When you meet with your divorce attorney in Fort Lauderdale, you are at a time period in your life that is unpleasant and stressful at home with your spouse. Your Broward County divorce lawyer will explain to you Florida marital and family law related to custody, time-sharing, a parenting plan and alimony. However, it is important that you remember that the stress of your divorce can effect your emotional and mental health. You should always remember how important it is to feel good before, during and after your Florida divorce.
Getting a divorce has long-term negative consequences for your health. While evidence suggests that a recent divorce is associated with an increase in poor health and depression in the short term, it also can effect your health years and decades later.
Individuals who are divorced are 20% more likely to have heart disease, diabetes, cancer or another chronic condition and 23% more likely to have mobility problems such as difficulty climbing stairs or walking short distances. In addition, those individuals who were divorced but then remarried still had 12% more chronic health conditions and 19% more mobility problems than married people who never experienced a divorce
Divorce has more of a long term effect on your physical health than your mental health. When people go through a divorce, they tend to not exercise or see their doctor and eat poorly.
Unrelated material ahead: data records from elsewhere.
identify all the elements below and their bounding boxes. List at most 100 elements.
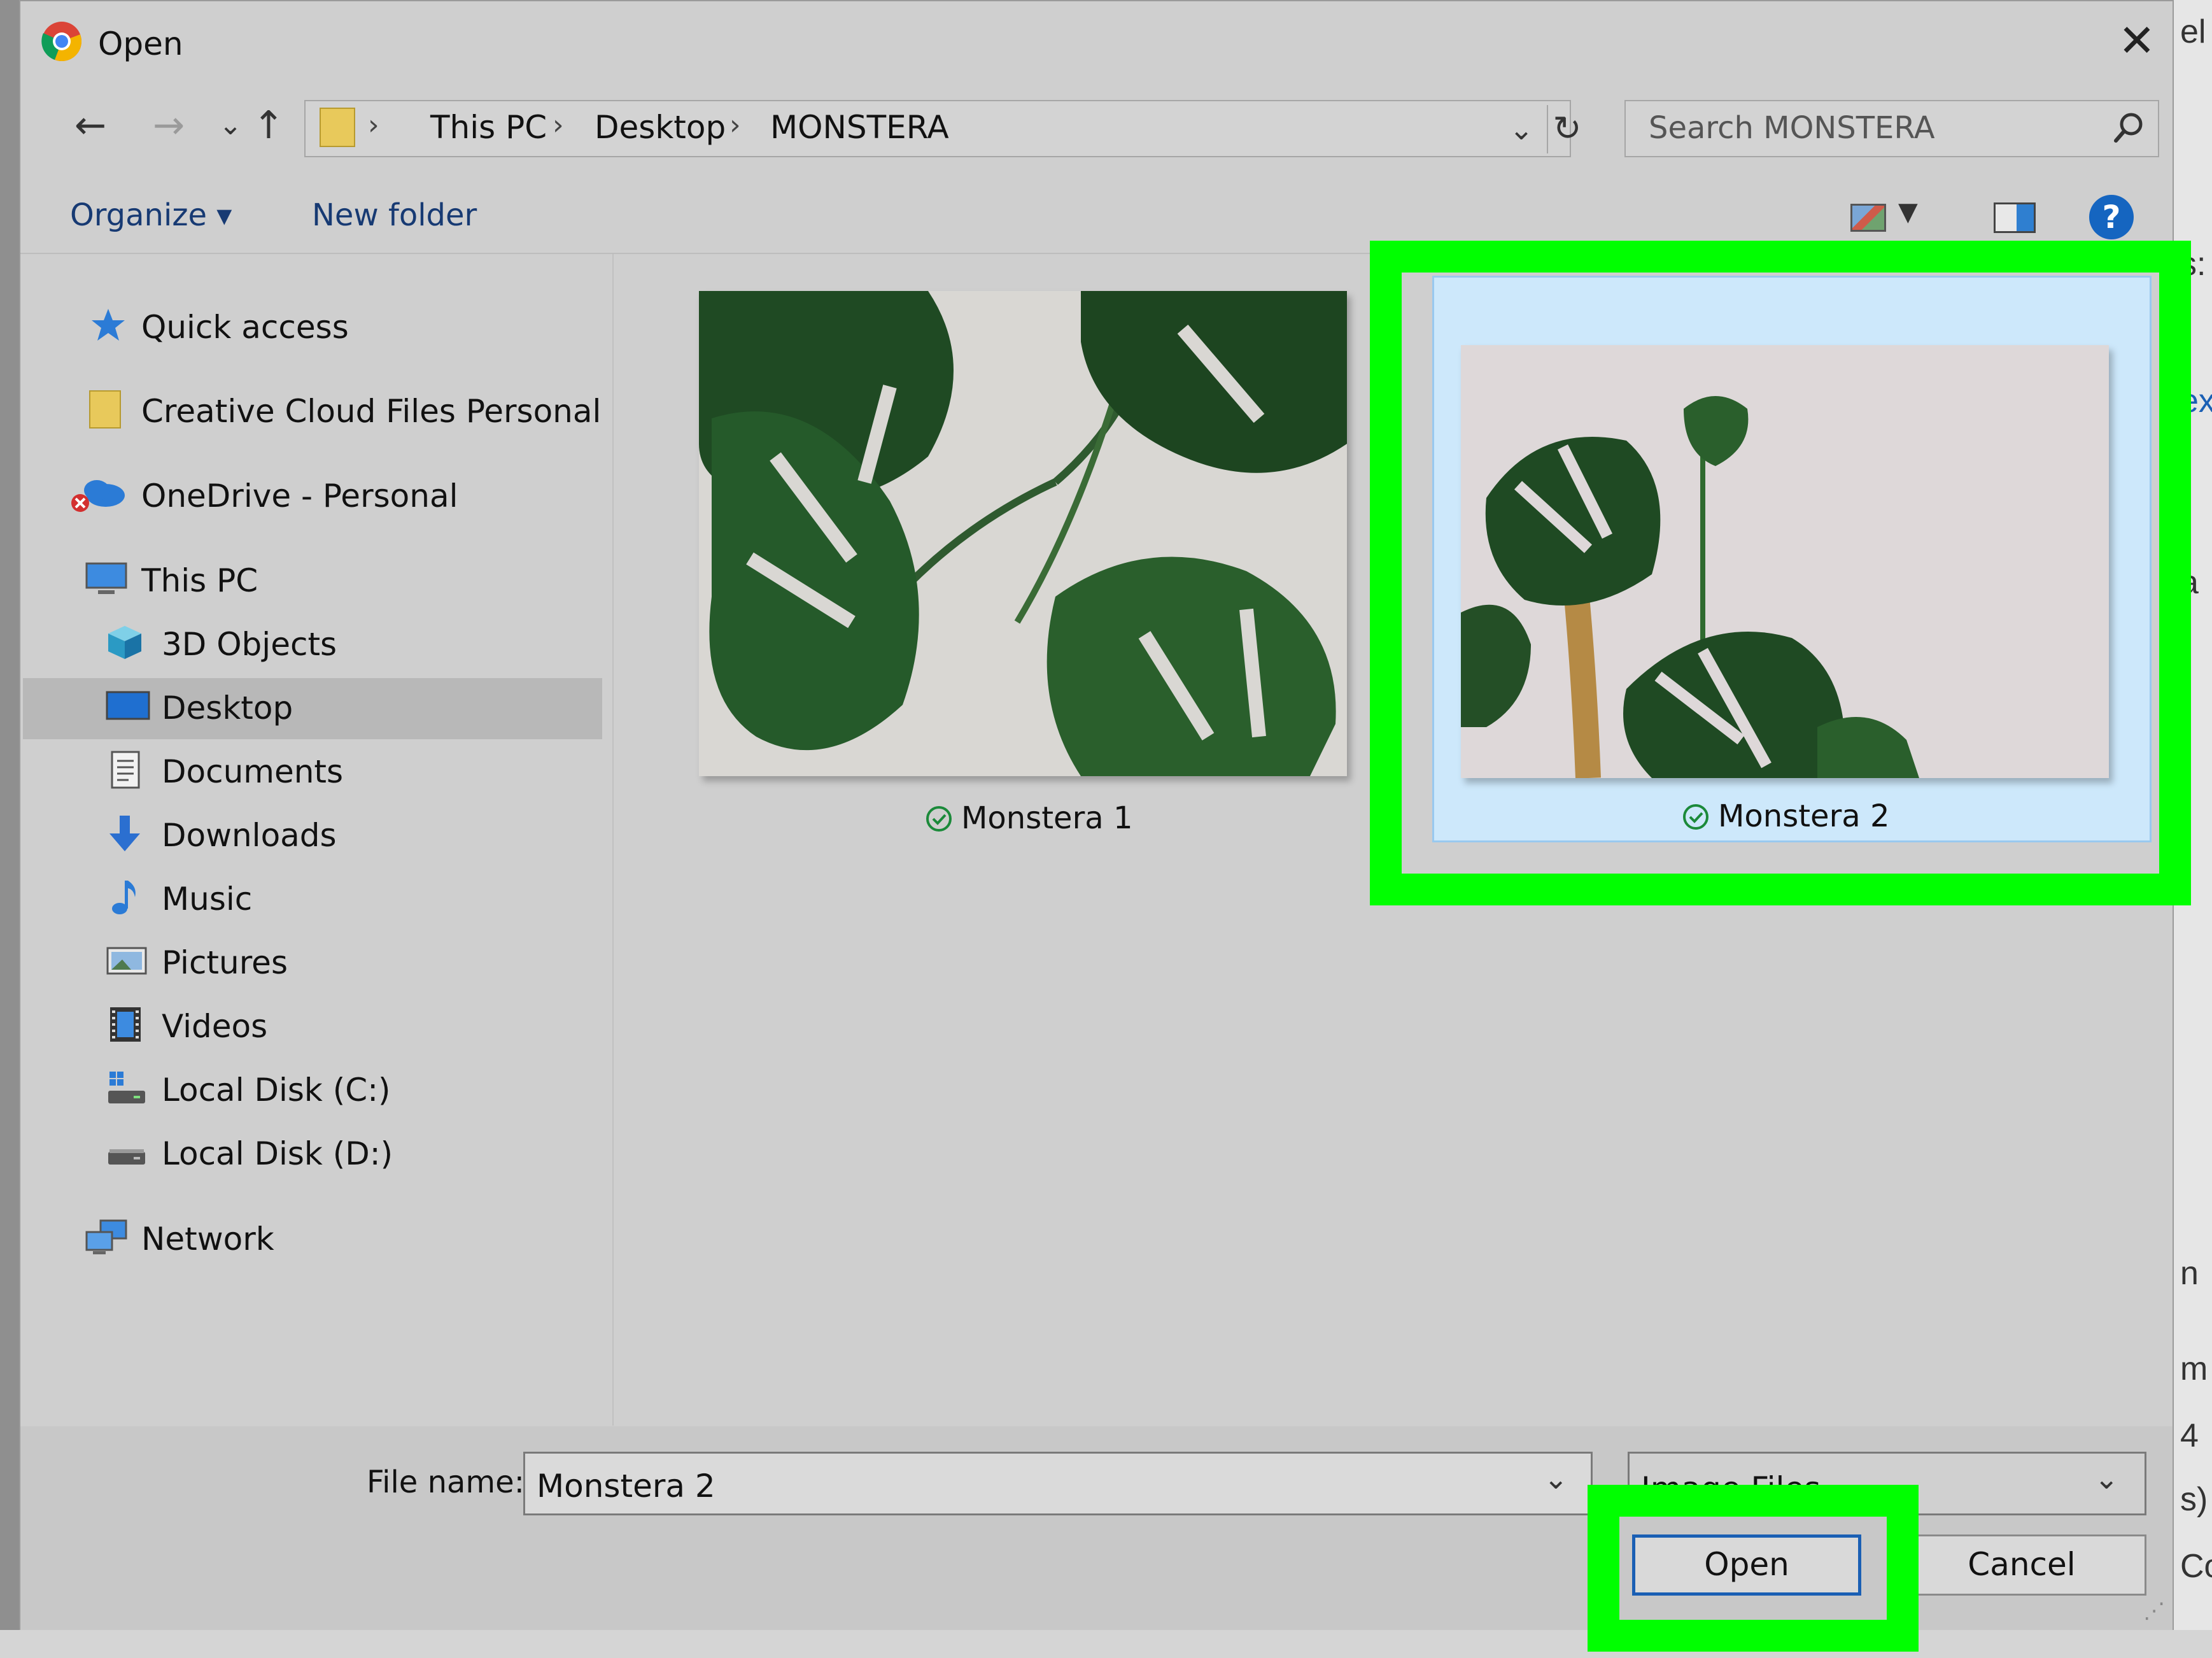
- document-icon: [111, 751, 140, 789]
- file-name-label: File name:: [367, 1464, 525, 1500]
- search-input[interactable]: Search MONSTERA: [1624, 100, 2159, 157]
- image-thumbnail: [699, 291, 1347, 776]
- dialog-title: Open: [98, 25, 183, 62]
- view-icon[interactable]: [1850, 204, 1886, 232]
- help-icon[interactable]: ?: [2089, 195, 2134, 239]
- background-text: s): [2180, 1481, 2208, 1518]
- search-placeholder: Search MONSTERA: [1649, 110, 1935, 146]
- sidebar-item-label: Music: [162, 881, 253, 918]
- breadcrumb-monstera[interactable]: MONSTERA: [770, 109, 949, 146]
- chrome-icon: [41, 22, 82, 62]
- sidebar-item-label: OneDrive - Personal: [141, 478, 458, 514]
- sidebar-item-pictures[interactable]: Pictures: [20, 933, 600, 990]
- new-folder-button[interactable]: New folder: [312, 197, 477, 233]
- cube-icon: [108, 626, 141, 659]
- file-type-select[interactable]: Image Files ⌄: [1628, 1452, 2146, 1515]
- open-file-dialog: Open ✕ ← → ⌄ ↑ › This PC › Desktop › MON…: [19, 0, 2191, 1652]
- sidebar-item-music[interactable]: Music: [20, 869, 600, 926]
- sidebar-item-local-disk-d[interactable]: Local Disk (D:): [20, 1124, 600, 1181]
- sidebar-item-onedrive[interactable]: OneDrive - Personal: [20, 466, 600, 523]
- sidebar-item-desktop[interactable]: Desktop: [23, 678, 602, 739]
- sidebar-item-label: Local Disk (C:): [162, 1072, 391, 1109]
- background-taskbar: [0, 1630, 2212, 1658]
- file-list: Monstera 1 Monstera 2: [614, 254, 2173, 1426]
- video-icon: [110, 1007, 141, 1042]
- sidebar-item-label: Videos: [162, 1008, 268, 1045]
- sidebar-item-label: Downloads: [162, 817, 337, 854]
- image-thumbnail: [1461, 345, 2109, 778]
- background-text: Co: [2180, 1548, 2212, 1585]
- background-text: 4: [2180, 1417, 2199, 1454]
- close-button[interactable]: ✕: [2111, 15, 2162, 66]
- sidebar-item-label: 3D Objects: [162, 626, 337, 663]
- sidebar-item-videos[interactable]: Videos: [20, 996, 600, 1054]
- file-name-value: Monstera 2: [537, 1468, 715, 1505]
- file-type-value: Image Files: [1641, 1470, 1821, 1507]
- address-dropdown-button[interactable]: ⌄: [1496, 105, 1548, 153]
- background-text: n: [2180, 1255, 2199, 1292]
- network-icon: [85, 1219, 127, 1254]
- folder-icon: [89, 390, 121, 429]
- open-button[interactable]: Open: [1632, 1534, 1861, 1596]
- file-name-bar: File name: Monstera 2 ⌄ Image Files ⌄ Op…: [20, 1426, 2173, 1630]
- navigation-pane: Quick access Creative Cloud Files Person…: [20, 254, 614, 1426]
- download-icon: [109, 816, 140, 851]
- background-text: a: [2180, 564, 2199, 601]
- sidebar-item-documents[interactable]: Documents: [20, 742, 600, 799]
- background-text: ex: [2180, 383, 2212, 420]
- chevron-down-icon[interactable]: ⌄: [2094, 1461, 2119, 1496]
- star-icon: [92, 309, 125, 341]
- back-button[interactable]: ←: [65, 100, 116, 151]
- breadcrumb-separator: ›: [368, 109, 379, 141]
- sidebar-item-label: Network: [141, 1221, 274, 1258]
- file-tile-monstera-2[interactable]: Monstera 2: [1432, 276, 2152, 842]
- sidebar-item-label: Creative Cloud Files Personal Acc: [141, 393, 600, 430]
- background-text: s:: [2180, 246, 2206, 283]
- sidebar-item-local-disk-c[interactable]: Local Disk (C:): [20, 1060, 600, 1117]
- sidebar-item-creative-cloud[interactable]: Creative Cloud Files Personal Acc: [20, 381, 600, 439]
- up-button[interactable]: ↑: [243, 100, 294, 151]
- cancel-button[interactable]: Cancel: [1897, 1534, 2146, 1596]
- breadcrumb-separator: ›: [553, 109, 564, 141]
- sidebar-item-label: Documents: [162, 753, 344, 790]
- breadcrumb-desktop[interactable]: Desktop: [595, 109, 726, 146]
- file-name-input[interactable]: Monstera 2 ⌄: [523, 1452, 1593, 1515]
- folder-icon: [320, 108, 355, 147]
- background-text: m: [2180, 1350, 2208, 1387]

Divorced individuals who do not remarry develop worse health than people who do remarry. However, this does not erase the effects of a divorce. You doctor should advise you of the risk factors for high blood pressure and high cholesterol. You should also have a strong social network to impact your health risks from your divorce.
Divorced middle aged women, even when remarried, are more likely to develop heart disease than non-divorced, married women. It is believed that long-term stress before, during and after a divorce may accelerate the biologic process that leads to heart and other chronic diseases.